Zur Begründung dieses Straferkenntnisses stützte sich die Erstbehörde auf die Anzeige vom 15.7.2007 (richtig: vom 17.9.2007), welche aufgrund eigener dienstlicher Wahrnehmung erstattet worden sei. Der Bw habe sich im erstinstanzlichen Verfahren nicht gerechtfertigt, weshalb das Verfahren ohne seine Anhörung durchgeführt habe werden müssen. Da kein Grund gefunden worden sei, die Glaubwürdigkeit der Angaben in Zweifel zu ziehen, sei sohin spruchgemäß zu entscheiden gewesen. Strafmildernd habe kein Umstand gewirkt, erschwerend seien hingegen 13 einschlägige verwaltungsstrafrechtliche Vormerkungen gewesen. Es sei von durchschnittlichen Einkommens- und Vermögensverhältnissen ausgegangen worden; Sorgepflichten hätten nicht berücksichtigt werden können. Das Strafausmaß entspreche dem Unrechtsgehalt der vorliegenden Verwaltungsübertretung.

In seiner gegen dieses Straferkenntnis innerhalb offener Frist erhobenen Berufung brachte der Bw vor, die Anzeige sei zurückzunehmen, da er im Besitz einer gültigen Lenkberechtigung sei (Führerschein mit der Nr. CO 10 AMNED 01, ausgestellt am 12.3.2007 in Berlin).

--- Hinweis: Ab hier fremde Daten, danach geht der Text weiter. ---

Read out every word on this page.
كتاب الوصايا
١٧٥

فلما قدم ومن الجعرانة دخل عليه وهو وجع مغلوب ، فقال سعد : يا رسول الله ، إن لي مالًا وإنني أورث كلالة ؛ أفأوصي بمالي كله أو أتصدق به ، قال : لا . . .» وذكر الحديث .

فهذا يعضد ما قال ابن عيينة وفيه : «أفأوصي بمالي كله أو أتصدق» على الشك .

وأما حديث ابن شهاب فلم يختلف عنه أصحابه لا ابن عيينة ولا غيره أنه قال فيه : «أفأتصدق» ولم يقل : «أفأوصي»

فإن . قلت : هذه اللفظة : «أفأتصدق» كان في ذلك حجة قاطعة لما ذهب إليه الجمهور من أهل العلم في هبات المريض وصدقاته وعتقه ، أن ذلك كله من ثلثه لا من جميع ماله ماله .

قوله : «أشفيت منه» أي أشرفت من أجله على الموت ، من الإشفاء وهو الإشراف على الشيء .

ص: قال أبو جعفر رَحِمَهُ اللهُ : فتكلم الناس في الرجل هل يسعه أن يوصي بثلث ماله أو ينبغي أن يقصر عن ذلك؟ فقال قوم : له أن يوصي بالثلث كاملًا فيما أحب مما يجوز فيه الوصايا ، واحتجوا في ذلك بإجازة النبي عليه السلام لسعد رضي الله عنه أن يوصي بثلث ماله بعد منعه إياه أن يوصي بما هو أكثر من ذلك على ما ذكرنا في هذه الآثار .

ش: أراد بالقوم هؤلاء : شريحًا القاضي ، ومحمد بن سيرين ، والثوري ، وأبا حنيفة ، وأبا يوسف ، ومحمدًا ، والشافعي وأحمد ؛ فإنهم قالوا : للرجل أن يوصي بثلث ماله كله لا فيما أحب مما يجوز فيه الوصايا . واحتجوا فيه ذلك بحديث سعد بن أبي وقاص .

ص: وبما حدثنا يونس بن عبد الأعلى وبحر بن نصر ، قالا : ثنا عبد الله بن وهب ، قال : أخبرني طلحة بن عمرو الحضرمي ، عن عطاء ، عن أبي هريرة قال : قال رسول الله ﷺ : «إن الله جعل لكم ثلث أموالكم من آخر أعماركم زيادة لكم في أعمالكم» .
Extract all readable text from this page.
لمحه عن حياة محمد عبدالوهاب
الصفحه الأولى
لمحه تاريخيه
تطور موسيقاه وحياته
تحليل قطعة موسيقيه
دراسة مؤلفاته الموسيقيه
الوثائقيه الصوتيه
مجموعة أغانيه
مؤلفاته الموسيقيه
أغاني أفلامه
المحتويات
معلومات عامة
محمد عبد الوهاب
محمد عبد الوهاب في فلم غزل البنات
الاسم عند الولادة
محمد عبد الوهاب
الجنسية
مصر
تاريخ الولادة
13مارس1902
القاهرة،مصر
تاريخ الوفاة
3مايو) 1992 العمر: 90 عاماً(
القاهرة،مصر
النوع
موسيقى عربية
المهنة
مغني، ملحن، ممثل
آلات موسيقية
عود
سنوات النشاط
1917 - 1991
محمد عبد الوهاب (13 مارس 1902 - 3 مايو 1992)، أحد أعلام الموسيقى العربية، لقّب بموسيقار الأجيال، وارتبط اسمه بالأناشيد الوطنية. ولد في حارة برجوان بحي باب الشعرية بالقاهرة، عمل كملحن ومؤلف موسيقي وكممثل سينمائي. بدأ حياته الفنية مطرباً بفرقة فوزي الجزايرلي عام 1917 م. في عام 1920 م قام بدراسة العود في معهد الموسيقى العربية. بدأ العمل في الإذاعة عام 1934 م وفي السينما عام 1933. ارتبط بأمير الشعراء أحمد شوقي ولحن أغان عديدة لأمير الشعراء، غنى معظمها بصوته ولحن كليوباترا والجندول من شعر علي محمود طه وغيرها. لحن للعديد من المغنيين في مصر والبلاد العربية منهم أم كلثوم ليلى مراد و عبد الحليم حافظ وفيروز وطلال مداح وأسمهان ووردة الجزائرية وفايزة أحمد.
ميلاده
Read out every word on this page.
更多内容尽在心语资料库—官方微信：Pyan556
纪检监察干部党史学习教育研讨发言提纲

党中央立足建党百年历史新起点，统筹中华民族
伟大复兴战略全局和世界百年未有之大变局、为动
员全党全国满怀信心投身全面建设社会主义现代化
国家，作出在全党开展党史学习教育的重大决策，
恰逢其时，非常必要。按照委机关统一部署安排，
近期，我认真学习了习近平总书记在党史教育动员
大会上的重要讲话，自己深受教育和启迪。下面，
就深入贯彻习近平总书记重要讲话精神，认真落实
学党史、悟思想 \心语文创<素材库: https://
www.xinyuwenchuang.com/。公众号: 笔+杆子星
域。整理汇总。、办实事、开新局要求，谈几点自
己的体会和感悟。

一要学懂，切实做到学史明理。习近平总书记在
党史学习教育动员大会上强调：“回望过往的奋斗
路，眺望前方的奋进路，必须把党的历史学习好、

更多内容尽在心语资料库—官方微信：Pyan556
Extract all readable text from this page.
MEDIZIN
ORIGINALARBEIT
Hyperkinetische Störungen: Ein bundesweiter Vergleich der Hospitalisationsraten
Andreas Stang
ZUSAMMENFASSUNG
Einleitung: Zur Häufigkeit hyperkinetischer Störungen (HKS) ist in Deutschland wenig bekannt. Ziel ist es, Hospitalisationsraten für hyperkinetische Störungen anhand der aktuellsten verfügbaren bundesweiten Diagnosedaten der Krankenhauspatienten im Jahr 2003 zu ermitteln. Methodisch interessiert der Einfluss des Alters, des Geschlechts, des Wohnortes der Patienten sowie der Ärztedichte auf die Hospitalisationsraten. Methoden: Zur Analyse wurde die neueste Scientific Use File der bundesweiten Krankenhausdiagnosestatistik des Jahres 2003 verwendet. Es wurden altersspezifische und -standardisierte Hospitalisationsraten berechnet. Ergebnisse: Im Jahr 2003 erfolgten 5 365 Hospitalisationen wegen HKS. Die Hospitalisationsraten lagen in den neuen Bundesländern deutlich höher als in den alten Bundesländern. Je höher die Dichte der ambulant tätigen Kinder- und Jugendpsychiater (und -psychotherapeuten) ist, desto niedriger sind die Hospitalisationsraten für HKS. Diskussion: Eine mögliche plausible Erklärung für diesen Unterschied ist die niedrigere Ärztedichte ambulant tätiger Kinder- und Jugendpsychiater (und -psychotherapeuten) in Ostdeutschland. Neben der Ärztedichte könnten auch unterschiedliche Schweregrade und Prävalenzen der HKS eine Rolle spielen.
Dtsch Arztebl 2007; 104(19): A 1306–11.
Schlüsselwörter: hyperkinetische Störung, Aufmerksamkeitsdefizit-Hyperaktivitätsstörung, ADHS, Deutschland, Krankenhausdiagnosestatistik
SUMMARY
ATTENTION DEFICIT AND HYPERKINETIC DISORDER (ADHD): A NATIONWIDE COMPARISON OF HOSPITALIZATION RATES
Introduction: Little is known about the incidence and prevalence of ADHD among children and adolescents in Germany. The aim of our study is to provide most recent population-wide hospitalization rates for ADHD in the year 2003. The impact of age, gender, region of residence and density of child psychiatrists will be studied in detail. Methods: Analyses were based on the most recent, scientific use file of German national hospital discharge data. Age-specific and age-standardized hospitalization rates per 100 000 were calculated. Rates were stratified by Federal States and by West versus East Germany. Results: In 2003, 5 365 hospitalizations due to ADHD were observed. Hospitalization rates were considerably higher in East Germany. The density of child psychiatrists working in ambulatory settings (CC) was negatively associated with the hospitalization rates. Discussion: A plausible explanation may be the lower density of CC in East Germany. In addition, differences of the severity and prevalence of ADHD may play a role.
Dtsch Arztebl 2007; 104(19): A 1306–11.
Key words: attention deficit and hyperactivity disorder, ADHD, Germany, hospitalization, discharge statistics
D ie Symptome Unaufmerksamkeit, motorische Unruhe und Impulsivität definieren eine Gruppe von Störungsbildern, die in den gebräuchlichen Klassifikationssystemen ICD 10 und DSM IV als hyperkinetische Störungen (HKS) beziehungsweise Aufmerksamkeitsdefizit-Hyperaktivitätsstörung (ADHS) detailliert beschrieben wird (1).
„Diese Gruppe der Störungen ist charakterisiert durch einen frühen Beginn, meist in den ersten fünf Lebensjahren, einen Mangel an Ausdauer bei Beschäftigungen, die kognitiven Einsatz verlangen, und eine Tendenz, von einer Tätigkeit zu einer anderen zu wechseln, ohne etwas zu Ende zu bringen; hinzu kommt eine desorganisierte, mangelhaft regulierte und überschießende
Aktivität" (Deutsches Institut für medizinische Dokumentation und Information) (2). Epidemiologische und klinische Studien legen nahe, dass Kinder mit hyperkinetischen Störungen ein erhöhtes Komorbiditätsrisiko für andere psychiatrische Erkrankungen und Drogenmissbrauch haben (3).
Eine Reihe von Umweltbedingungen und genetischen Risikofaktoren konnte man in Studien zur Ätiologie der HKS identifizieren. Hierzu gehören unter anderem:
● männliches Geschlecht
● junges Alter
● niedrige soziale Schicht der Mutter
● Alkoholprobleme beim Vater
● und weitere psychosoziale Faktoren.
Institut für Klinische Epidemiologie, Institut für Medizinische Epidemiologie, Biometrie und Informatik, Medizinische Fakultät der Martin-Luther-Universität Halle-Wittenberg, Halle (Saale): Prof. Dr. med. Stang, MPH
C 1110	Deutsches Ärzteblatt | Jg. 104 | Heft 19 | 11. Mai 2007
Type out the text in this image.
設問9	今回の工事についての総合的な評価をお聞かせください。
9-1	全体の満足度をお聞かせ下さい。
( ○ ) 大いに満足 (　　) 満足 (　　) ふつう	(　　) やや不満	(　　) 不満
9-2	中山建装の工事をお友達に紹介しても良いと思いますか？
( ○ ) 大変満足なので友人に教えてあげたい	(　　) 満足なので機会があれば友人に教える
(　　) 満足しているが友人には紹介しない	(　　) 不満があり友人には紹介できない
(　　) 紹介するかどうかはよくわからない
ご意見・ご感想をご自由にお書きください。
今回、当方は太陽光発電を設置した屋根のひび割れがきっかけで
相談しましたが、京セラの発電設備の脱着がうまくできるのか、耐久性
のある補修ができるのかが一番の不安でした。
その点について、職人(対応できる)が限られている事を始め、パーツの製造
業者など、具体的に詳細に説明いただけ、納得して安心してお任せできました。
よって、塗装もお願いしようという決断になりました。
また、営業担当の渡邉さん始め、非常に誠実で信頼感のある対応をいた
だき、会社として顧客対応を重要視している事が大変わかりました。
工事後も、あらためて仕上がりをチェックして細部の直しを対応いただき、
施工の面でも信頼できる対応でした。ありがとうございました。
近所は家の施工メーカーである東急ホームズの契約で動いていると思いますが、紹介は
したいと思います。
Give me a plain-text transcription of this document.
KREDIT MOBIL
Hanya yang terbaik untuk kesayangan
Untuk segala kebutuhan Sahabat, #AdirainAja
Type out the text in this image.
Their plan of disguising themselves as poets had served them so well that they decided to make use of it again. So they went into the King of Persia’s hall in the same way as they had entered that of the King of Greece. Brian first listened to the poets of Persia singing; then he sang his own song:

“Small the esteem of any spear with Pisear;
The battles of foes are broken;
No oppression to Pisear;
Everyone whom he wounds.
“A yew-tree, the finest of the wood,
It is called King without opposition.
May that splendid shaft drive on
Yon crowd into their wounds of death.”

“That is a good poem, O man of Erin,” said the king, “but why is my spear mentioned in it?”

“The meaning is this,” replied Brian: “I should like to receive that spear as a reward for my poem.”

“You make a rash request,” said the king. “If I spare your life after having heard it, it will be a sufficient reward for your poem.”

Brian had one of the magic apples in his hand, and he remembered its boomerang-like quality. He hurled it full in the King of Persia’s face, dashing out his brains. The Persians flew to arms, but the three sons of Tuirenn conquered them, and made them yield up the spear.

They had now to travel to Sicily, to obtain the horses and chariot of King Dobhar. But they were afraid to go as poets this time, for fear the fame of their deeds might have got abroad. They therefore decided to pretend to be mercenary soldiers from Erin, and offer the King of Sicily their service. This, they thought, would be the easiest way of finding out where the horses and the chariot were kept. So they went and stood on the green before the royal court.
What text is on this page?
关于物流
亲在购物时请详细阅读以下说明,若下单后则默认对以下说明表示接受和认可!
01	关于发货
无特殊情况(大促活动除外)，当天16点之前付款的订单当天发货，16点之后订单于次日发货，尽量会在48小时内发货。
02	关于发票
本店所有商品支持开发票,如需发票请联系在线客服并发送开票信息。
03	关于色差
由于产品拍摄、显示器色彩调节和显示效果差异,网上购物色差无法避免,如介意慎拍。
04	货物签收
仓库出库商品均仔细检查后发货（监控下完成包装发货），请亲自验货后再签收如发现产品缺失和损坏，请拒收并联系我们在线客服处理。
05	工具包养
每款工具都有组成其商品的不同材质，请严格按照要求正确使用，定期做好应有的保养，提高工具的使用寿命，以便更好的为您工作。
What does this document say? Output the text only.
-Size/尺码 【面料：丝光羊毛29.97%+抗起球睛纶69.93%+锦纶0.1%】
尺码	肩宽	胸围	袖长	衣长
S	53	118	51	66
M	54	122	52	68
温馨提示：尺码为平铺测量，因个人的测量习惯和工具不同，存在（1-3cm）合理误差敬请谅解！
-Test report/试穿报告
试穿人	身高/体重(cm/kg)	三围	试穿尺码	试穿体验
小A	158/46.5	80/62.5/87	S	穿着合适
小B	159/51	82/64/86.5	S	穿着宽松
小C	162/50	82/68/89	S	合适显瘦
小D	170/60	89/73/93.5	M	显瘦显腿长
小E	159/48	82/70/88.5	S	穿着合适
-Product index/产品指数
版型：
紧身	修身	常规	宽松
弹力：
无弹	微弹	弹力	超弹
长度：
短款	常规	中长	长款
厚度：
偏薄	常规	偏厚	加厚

Der Unabhängige Verwaltungssenat Wien holte im Zuge des Berufungsverfahrens Auskünfte verschiedener Stellen ein (Meldeanfrage, Anfrage an den Hauptverband der österreichischen Sozialversicherungsträger, Ersuchen an das Verkehrsamt um Übermittlung der dort aufliegenden Akten des Bw) und führte am 5.3.2008 eine öffentliche mündliche Verhandlung durch, zu der der Bw unentschuldigt nicht erschienen ist. In dieser Verhandlung wurde der Berufungsbescheid mündlich verkündet.

Der Unabhängige Verwaltungssenat Wien hat erwogen:

Die Richtlinie Nr. 91/439/EWG des Rates vom 29.7.1991, ABl. Nr. L 237/1 vom 24.8.1991 in der Fassung der Richtlinie 2006/103/EG des Rates vom 20.11.2006, Abl. Nr. L 363 vom 20.12.2006 (in der Folge: Führerschein-RL), welche unter anderem dem Zweck dient, einen Beitrag zur gemeinsamen Verkehrspolitik zu leisten, die Sicherheit im Straßenverkehr zu verbessern und die Freizügigkeit von Personen zu erleichtern, die sich in einem anderen Mitgliedsstaat als dem niederlassen, in dem sie ihre Fahrprüfung abgelegt haben, enthält folgende Bestimmungen:

"Artikel 1

(1) Die Mitgliedstaaten stellen den einzelstaatlichen Führerschein gemäß den Bestimmungen dieser Richtlinie nach dem EG-Muster im Anhang I oder Ia aus.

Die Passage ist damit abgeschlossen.